The future belongs to cooperating robots, which help ŠKODA AUTO employees with tasks that are physically demanding or require extremely high accuracy. The transport robot in the Vrchlabí plant is a quick learner: It is enough for a worker to travel a specified route with it only once for it to find the shortest and safest route by itself.
In Kvasiny, they were the first to introduce the digitisation of the entire assembly process in the form of dProduction – text instructions, as well as 3D images and video guides – so that employees have a perfect overview, thanks to touch screens, of everything they need to know. The result is saved time and reduced risks of stress, errors and injuries for the employees at work. The combination of the irreplaceable skilled manpower and the modern technology is, in short, still the most efficient way of producing cars.
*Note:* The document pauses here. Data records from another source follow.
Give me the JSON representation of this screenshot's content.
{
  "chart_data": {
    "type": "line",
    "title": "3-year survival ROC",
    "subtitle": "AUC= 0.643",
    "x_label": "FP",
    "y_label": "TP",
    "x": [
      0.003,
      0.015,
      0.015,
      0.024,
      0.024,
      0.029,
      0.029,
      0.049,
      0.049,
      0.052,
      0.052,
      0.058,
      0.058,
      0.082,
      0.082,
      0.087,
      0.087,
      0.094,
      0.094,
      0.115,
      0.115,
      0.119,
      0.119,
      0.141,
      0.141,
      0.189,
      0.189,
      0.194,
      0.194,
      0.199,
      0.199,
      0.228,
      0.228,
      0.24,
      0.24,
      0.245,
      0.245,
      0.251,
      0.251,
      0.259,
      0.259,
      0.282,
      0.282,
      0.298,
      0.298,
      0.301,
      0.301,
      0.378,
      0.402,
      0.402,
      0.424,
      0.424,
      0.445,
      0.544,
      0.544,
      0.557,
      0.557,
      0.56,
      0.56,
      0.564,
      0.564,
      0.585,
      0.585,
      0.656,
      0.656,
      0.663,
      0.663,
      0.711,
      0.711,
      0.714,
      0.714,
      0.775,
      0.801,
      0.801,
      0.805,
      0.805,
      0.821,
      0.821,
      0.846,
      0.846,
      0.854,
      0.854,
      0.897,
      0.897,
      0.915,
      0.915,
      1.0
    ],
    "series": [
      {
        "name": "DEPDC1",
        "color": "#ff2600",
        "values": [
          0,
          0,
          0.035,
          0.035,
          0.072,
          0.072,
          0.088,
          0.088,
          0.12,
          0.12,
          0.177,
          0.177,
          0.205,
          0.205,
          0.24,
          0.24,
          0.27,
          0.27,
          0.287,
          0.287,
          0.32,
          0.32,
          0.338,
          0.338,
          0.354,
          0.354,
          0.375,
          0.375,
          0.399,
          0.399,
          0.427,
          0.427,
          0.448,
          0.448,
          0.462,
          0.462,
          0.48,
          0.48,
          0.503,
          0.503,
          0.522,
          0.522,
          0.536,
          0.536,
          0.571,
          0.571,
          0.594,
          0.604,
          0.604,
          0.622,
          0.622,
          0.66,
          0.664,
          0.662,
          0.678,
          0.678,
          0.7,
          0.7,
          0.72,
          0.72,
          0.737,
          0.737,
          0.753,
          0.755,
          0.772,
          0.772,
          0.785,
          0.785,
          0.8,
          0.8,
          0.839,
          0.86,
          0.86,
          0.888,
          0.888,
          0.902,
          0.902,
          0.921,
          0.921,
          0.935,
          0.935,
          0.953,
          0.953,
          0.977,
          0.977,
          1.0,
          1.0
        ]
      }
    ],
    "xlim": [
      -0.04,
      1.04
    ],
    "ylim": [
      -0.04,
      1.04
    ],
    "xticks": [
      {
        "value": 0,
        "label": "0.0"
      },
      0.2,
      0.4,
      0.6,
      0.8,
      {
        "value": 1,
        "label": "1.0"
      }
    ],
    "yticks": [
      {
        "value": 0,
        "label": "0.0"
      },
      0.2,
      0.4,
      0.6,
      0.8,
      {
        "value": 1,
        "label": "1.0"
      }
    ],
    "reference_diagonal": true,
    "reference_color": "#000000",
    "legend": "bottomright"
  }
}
PF2-M/1 – VEHICLE PRODUCTION MB II – FABIA
“My career at ŠKODA AUTO shows how possibilities in the development and career growth of employees have expanded. I started to assemble power units and later was retrained to become a car mechanic. Such a change wasn’t usual during my grandfather’s time. Thanks to additional training, I could work on the roll-in rollers, and today I work in vehicle engineering fitting on the remanufacturing line. I enjoy the variety in my work. However, my responsibility is great. I can’t miss any defects. My activity is not followed by any regular check that would reveal imperfections. Fortunately, various detailed instructions and procedures help me with what I do. For example, when fitting grouped lamps, they help me to understand in what order I should tighten each screw during the disassembly and the subsequent reassembly. Unlike in years past, assembly work is also facilitated by various handling devices or controlled torque drivers.”